Last week, Apple rolled out a potential game-changer that isn’t getting much attention — the Apple Notes app is (finally) on Apple Watches.
For those of us who collect huge puddles of brain drippings, it’s a godsend. Have a thought while scaling Yosemite? Dictate it. Need to jot something down during a silent retreat in Tibet? Swipe-type it. Think of a joke for your Nobel acceptance speech while skydiving? Scribble it into Notes on your watch face.
No thought goes unrecorded, no scenario overwhelms — and you don’t even need to reach for your phone.
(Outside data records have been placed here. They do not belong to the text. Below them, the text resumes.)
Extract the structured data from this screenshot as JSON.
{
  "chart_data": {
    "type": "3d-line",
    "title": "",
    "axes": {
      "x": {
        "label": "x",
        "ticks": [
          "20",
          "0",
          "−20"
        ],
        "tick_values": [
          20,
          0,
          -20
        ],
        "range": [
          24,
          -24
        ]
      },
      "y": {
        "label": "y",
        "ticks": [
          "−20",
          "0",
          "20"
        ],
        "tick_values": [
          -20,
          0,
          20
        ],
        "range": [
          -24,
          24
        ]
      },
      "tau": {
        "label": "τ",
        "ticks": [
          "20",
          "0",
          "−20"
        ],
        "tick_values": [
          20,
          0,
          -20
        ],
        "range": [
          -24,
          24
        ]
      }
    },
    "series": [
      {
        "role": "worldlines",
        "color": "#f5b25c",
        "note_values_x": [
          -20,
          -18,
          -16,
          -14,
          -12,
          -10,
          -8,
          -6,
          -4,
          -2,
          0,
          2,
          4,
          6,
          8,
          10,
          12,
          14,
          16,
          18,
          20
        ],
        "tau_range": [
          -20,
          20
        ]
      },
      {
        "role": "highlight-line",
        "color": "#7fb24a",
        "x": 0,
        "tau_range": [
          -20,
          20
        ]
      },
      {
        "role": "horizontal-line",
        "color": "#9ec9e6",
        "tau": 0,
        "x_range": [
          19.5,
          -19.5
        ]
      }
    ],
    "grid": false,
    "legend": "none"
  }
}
This morning, for instance, I stood in the shower, shampoo dripping into my eyes, screaming, “Siri, note to self!” and it dutifully captured my extremely useless thoughts-in-the-moment on shampoo-bottle design. (Procter & Gamble: Call me. I have ideas.)
Sometimes it’s incredibly handy. On the way home from a meeting yesterday, I clicked on my watch and dictated a brain-dump while everything was still fresh. In five minutes I captured what would have taken an hour to recreate later. And the note was already waiting on my Mac when I got back to my desk.
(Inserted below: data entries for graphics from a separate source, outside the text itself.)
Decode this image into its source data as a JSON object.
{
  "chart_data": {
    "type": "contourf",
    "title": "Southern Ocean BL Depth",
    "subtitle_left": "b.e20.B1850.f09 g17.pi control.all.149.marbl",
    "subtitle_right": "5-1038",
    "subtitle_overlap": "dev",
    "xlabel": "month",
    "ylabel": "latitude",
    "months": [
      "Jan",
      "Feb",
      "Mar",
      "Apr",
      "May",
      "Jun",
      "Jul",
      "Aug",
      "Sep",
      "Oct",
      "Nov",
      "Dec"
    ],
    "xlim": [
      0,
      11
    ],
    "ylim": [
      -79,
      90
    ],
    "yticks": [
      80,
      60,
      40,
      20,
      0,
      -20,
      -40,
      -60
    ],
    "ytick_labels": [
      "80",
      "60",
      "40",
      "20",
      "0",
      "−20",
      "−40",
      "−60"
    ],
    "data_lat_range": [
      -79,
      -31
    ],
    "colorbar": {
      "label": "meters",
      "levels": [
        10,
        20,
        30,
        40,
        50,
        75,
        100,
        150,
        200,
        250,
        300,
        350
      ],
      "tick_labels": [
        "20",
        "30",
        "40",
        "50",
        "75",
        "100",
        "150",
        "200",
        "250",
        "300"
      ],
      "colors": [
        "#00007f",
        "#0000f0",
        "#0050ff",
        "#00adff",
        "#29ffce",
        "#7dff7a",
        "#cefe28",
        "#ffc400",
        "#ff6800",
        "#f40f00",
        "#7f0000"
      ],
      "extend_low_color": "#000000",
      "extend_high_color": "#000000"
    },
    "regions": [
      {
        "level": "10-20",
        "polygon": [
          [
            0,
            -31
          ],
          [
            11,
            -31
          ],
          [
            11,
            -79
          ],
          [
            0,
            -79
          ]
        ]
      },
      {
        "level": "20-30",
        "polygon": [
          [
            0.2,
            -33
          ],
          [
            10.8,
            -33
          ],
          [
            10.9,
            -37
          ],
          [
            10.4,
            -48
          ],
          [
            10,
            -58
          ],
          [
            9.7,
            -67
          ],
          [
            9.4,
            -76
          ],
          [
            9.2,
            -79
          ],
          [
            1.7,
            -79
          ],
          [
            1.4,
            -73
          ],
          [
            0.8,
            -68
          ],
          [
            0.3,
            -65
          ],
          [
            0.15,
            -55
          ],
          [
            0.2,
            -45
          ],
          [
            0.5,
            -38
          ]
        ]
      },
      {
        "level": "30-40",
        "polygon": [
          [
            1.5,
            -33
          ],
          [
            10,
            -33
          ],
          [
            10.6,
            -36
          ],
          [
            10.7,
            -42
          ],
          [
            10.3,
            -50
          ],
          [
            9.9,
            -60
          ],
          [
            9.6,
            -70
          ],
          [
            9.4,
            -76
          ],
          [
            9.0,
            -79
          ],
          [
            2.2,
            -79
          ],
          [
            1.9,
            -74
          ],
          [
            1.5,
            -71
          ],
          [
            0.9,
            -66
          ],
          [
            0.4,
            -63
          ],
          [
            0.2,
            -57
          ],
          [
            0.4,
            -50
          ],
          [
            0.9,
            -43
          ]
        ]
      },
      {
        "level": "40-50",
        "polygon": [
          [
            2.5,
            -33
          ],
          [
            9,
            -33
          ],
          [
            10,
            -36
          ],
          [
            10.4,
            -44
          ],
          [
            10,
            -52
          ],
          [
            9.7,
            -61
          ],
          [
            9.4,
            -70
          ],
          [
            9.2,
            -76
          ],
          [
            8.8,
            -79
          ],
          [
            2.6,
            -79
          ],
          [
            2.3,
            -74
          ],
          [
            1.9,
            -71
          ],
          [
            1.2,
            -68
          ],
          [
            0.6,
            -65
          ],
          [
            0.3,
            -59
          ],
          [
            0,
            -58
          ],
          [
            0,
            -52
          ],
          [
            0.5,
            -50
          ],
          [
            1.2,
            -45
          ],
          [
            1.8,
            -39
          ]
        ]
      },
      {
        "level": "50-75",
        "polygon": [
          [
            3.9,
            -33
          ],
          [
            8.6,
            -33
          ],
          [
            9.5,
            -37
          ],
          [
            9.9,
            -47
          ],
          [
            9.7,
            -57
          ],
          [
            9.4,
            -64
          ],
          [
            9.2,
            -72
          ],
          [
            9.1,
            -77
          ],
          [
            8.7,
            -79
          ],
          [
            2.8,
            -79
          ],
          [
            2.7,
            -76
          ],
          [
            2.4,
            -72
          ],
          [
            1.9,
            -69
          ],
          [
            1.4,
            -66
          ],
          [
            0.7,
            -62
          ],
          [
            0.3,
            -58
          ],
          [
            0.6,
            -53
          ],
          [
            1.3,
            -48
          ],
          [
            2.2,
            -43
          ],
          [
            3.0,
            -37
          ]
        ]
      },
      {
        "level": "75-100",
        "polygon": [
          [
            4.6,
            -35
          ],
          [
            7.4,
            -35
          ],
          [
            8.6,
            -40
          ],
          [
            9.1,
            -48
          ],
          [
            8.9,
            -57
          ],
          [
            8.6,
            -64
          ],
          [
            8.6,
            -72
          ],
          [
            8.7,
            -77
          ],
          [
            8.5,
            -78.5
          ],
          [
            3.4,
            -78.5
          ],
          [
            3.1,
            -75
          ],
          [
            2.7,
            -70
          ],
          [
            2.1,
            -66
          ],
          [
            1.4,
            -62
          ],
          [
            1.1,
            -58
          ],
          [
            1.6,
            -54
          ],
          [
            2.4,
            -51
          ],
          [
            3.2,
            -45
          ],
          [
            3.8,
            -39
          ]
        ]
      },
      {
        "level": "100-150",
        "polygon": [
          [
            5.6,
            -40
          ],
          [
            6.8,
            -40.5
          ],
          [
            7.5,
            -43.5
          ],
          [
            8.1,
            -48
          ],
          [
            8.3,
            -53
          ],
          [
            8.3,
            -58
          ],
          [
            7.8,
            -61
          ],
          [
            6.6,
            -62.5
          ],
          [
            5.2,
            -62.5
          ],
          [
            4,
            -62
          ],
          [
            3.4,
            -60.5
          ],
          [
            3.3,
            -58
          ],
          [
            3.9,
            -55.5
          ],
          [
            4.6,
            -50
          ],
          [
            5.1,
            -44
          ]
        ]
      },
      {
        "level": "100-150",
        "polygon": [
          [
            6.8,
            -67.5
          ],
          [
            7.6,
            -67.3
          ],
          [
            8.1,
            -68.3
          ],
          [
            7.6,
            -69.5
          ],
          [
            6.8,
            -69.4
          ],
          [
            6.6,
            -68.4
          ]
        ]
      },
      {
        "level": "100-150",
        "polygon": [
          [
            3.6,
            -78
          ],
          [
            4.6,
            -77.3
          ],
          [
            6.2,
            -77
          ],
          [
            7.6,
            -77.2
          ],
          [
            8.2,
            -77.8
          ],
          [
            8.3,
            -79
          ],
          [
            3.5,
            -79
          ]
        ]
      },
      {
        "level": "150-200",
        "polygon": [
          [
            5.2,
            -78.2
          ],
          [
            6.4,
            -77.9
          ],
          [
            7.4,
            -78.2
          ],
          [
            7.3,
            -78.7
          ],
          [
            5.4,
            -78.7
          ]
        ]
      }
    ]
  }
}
Other times, it’s both handy and completely useless. At 3 a.m., I woke up, tapped the watch, and dictated the phrase “cheese worker.” Just that. “Cheese worker.”
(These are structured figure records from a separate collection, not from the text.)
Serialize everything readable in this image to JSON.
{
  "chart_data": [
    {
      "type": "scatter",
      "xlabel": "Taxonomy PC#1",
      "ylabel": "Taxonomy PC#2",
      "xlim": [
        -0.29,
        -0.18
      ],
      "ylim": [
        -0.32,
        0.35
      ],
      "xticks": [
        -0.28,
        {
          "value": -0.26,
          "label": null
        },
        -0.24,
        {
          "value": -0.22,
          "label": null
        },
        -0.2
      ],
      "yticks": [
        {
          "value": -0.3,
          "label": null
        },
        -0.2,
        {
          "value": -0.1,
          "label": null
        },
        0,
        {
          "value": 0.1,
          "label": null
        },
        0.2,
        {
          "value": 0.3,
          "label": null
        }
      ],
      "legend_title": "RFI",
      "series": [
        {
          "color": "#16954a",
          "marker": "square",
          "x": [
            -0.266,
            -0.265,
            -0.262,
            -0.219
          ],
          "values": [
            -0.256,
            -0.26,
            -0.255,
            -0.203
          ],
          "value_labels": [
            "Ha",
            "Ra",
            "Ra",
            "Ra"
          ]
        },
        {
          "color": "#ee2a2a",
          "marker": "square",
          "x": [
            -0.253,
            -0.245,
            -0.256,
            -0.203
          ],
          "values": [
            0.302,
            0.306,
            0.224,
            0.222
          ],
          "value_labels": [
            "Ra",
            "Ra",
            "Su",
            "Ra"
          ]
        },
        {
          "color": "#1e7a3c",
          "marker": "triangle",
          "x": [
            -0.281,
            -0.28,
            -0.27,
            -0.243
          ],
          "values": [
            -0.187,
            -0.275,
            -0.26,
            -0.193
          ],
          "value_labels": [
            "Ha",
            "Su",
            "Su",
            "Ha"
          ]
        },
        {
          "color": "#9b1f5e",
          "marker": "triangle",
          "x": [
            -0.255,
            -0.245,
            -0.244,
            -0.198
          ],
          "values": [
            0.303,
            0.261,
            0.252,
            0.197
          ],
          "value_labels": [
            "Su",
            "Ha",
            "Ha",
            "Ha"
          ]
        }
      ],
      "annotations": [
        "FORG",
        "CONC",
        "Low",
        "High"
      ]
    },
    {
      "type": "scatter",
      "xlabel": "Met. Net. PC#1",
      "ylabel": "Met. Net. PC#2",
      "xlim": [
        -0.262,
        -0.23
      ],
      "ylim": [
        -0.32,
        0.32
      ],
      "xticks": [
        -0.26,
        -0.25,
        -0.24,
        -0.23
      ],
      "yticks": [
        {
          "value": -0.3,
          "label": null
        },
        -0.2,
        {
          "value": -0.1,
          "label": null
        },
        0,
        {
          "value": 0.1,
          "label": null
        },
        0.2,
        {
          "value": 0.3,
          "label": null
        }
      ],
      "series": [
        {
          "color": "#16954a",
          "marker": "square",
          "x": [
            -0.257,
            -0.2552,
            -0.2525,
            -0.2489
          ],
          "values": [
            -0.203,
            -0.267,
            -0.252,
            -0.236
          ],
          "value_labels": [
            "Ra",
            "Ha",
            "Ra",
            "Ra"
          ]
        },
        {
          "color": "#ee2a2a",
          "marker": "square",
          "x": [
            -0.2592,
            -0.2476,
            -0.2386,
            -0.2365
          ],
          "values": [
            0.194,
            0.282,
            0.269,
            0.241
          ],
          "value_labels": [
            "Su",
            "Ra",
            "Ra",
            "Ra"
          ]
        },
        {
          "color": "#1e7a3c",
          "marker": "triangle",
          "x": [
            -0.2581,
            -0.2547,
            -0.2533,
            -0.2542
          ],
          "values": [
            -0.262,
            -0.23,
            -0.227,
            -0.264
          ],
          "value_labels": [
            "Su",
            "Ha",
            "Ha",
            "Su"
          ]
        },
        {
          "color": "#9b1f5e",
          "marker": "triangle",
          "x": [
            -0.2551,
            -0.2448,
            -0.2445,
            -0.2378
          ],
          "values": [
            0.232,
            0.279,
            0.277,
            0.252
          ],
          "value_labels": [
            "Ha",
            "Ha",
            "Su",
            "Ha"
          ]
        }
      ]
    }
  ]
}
Why? I have no idea. I don’t even remember waking up. And, what the hell is a cheese worker? Did I dream I was visiting Gouda? Was it a message from the Great Beyond? Beats me.
But I don’t question — Apple knows best. Perhaps my watch senses a great discovery — just as Newton imagined gravity and Beethoven conceived the Eroica, thanks to Apple Notes, I now have a Big Idea, too:
“Cheese worker.”
Well, at least I have it written down. Thanks, Apple.